I love tables and my favorite is a large round oak pedestal table that I inherited from my grandma. As a young couple starting out, my grandparents bought the table at a yard sale for 25 cents. After her children were grown, grandma turned her large home into a boarding house for men. In keeping with grandma’s motto of everything must be ‘easy to clean’, she covered the table top with heavy duty linoleum and secured it with an aluminum band. At some point a strand of bailing wire wrapped around the base of the pedestal solved the problem of loose glue joints. Bill refinished grandma’s table without loosing years of character marks. Our Communion table at church also brings back fond memories. Positioned prominently in front of the podium, the table held a large white gilded King James Version of the Bible, an 18 inch pedestal gold cross and the communion trays for the worship service. Across the face of the 6 foot long oak table was written in block letters, “This Do In Remembrance of Me”. Our communion table was unceremoniously removed to make room for worship service props and productions. As if to keep protests to a minimum the table sat for a time in the Fellowship Hall covered with a plastic table cloth. Next it migrated to the men’s baptismal area where I last saw it holding laundry baskets containing wet robes and towels waiting to be laundered…This Do In Remembrance of Me.

1 comment:

Anonymous said...

----As I began reading your piece, I quickly looked for a tie into 9-11. You know: two towers, two tables.

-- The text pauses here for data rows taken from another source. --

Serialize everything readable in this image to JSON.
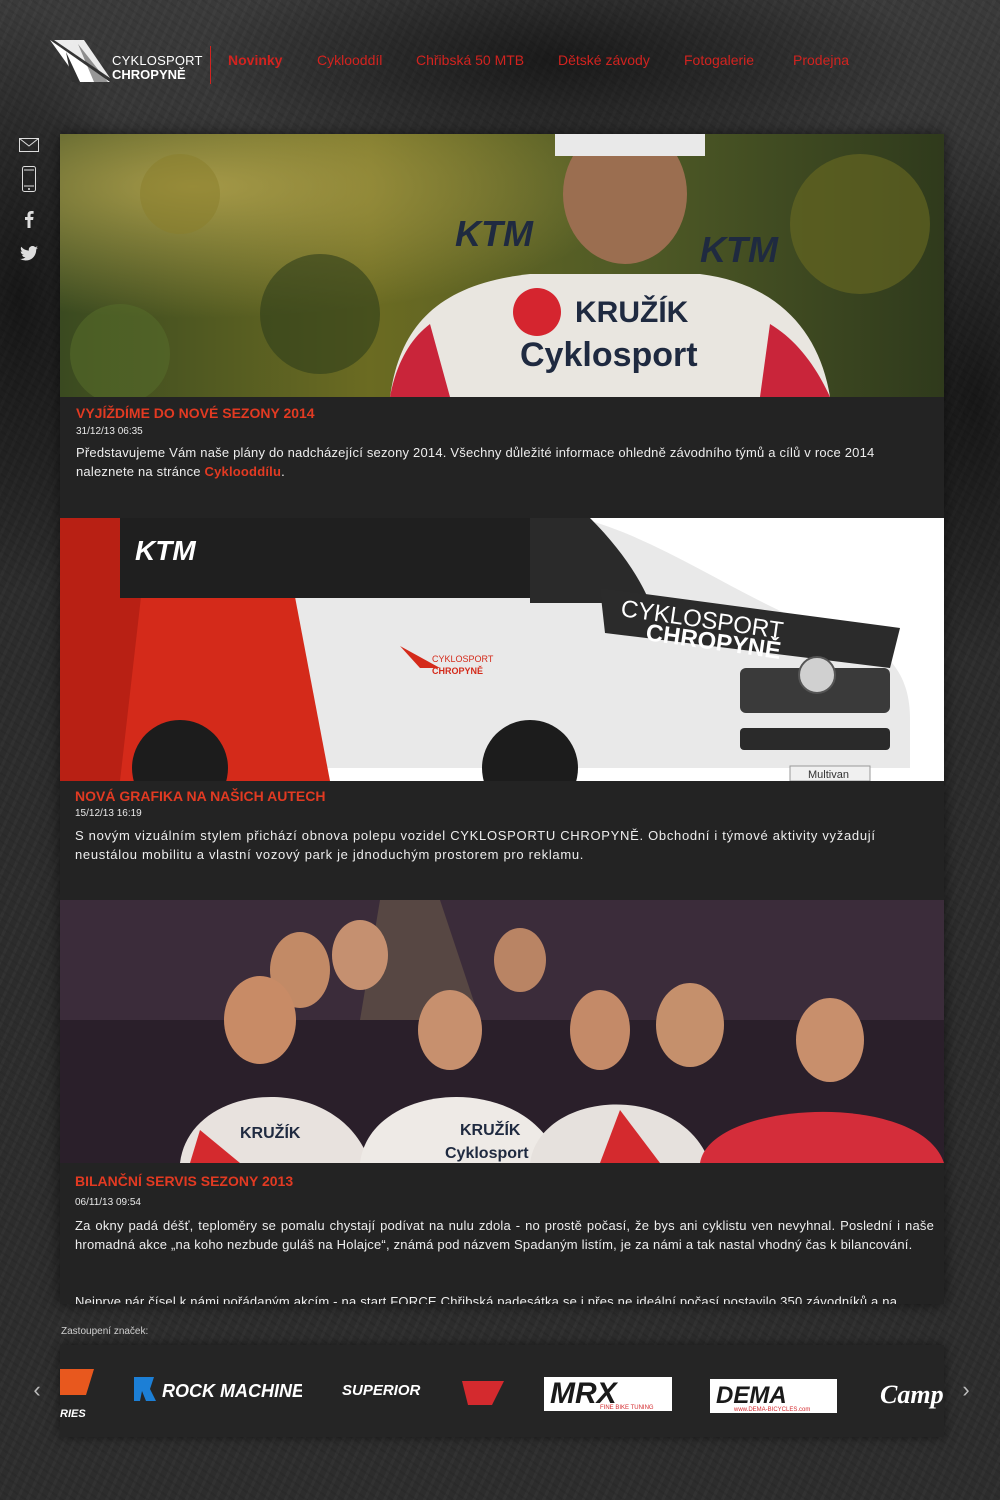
{
  "brand": {
    "line1": "CYKLOSPORT",
    "line2": "CHROPYNĚ"
  },
  "nav": [
    {
      "label": "Novinky",
      "active": true
    },
    {
      "label": "Cyklooddíl"
    },
    {
      "label": "Chřibská 50 MTB"
    },
    {
      "label": "Dětské závody"
    },
    {
      "label": "Fotogalerie"
    },
    {
      "label": "Prodejna"
    }
  ],
  "social": [
    "mail-icon",
    "phone-icon",
    "facebook-icon",
    "twitter-icon"
  ],
  "articles": [
    {
      "title": "VYJÍŽDÍME DO NOVÉ SEZONY 2014",
      "date": "31/12/13 06:35",
      "text_before_link": "Představujeme Vám naše plány do nadcházející sezony 2014. Všechny důležité informace ohledně závodního týmů a cílů v roce 2014 naleznete na stránce ",
      "link": "Cyklooddílu",
      "text_after_link": ".",
      "image_text": {
        "jersey_brand": "KTM",
        "jersey_sponsor": "KRUŽÍK",
        "jersey_shop": "Cyklosport"
      }
    },
    {
      "title": "NOVÁ GRAFIKA NA NAŠICH AUTECH",
      "date": "15/12/13 16:19",
      "text": "S novým vizuálním stylem přichází obnova polepu vozidel CYKLOSPORTU CHROPYNĚ. Obchodní i týmové aktivity vyžadují neustálou mobilitu a vlastní vozový park je jdnoduchým prostorem pro reklamu.",
      "image_text": {
        "door_brand": "KTM",
        "door_logo_line1": "CYKLOSPORT",
        "door_logo_line2": "CHROPYNĚ",
        "hood_line1": "CYKLOSPORT",
        "hood_line2": "CHROPYNĚ",
        "plate": "Multivan"
      }
    },
    {
      "title": "BILANČNÍ SERVIS SEZONY 2013",
      "date": "06/11/13 09:54",
      "text": "Za okny padá déšť, teploměry se pomalu chystají podívat na nulu zdola - no prostě počasí, že bys ani cyklistu ven nevyhnal. Poslední i naše hromadná akce „na koho nezbude guláš na Holajce“, známá pod názvem Spadaným listím, je za námi a tak nastal vhodný čas k bilancování.",
      "text2": "Nejprve pár čísel k námi pořádaným akcím - na start FORCE Chřibská padesátka se i přes ne ideální počasí postavilo 350 závodníků a na",
      "image_text": {
        "jersey_sponsor": "KRUŽÍK",
        "jersey_shop": "Cyklosport"
      }
    }
  ],
  "brands_label": "Zastoupení značek:",
  "brands": [
    {
      "name": "ktm-logo",
      "label": "RIES"
    },
    {
      "name": "rock-machine-logo",
      "label": "ROCK MACHINE"
    },
    {
      "name": "superior-logo",
      "label": "SUPERIOR"
    },
    {
      "name": "mrx-logo",
      "label": "MRX",
      "sub": "FINE BIKE TUNING"
    },
    {
      "name": "dema-logo",
      "label": "DEMA",
      "sub": "www.DEMA-BICYCLES.com"
    },
    {
      "name": "campagnolo-logo",
      "label": "Camp"
    }
  ],
  "colors": {
    "accent": "#d2231f",
    "panel": "#232323",
    "background": "#2f2f2f"
  }
}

----Then I noticed that these two acts by the leaders, taking the communion table from the sanctuary, and using it for the support of dirty laundry indeed caused the collapse of two towering scriptural principles: 1) love your neighbor as yourself, and 2) do nothing that causes your brother to stumble. Is there any question that the communion table would have remained firmly in its place if it were the contemporary leaders who found significant meaning in its presence? If there is any question, then examine this evidence: it was in the contemporary leaders' interests to remove it, it is in their interest to perform predominantly contemporary music, it is in their interest to leave the "stage" cluttered with music equipment, to replace Fred's podium with a transparent one, then a music stand, to save up a staggering sum of money and cry to the church about how short the budget is, to remove good volunteers from benefitial positions and replace them with paid personell, etc., etc., etc.
All of these things which were in their interests, but not in the universal interest of the church, seemed to work out according to their interests.

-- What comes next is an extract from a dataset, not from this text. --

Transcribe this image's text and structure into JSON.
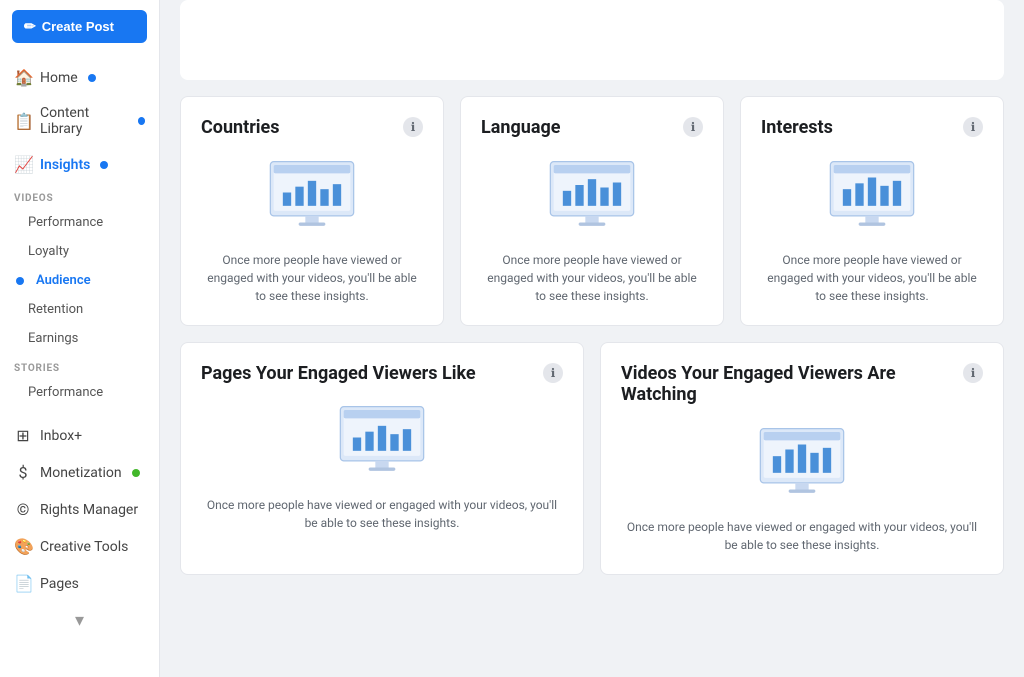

----The concept of love is actually supposed to mean something. I have heard the preacher there refer to the twenty one "one-anothers" in the New Testament. And that is what love is supposed to mean, being about one-another. But the interests of those who found meaning in the communion table, the podium, and the rest of the evidence found no other place to rest in the hearts of the leaders except in the term, "narcissistic immature Christians." That towering Biblical principle of "love thy neighbor as thy self" fell with the removal of the communion table.
----The other tower was hit by the dirty laundry. So what if the leaders do not hold any meaning in the communion table? The Scripture does not require them to. But it does require them to hold meaning in their brothers and sisters...great meaning. In fact, the Scripture goes so far as to tell them to look to the interests of their brothers and sisters (Philippians 2:4) and to please them for their edification (Rom 15:2). The meaning that the Scripture tells us to have in one another is to be so great that we will be compelled by it to not even so much as offend one another (Rom 14:13-23). Yet the irreverant treatment the leaders gave the communion table offended many who still held great meaning in it.
----What should have stood tall in the midst of that congregation, the Scriptures that call for unity in looking to each other's interests, and treating each other accordingly, or the values and meanings in which the leaders place interest? I will choose the Scriptures every time.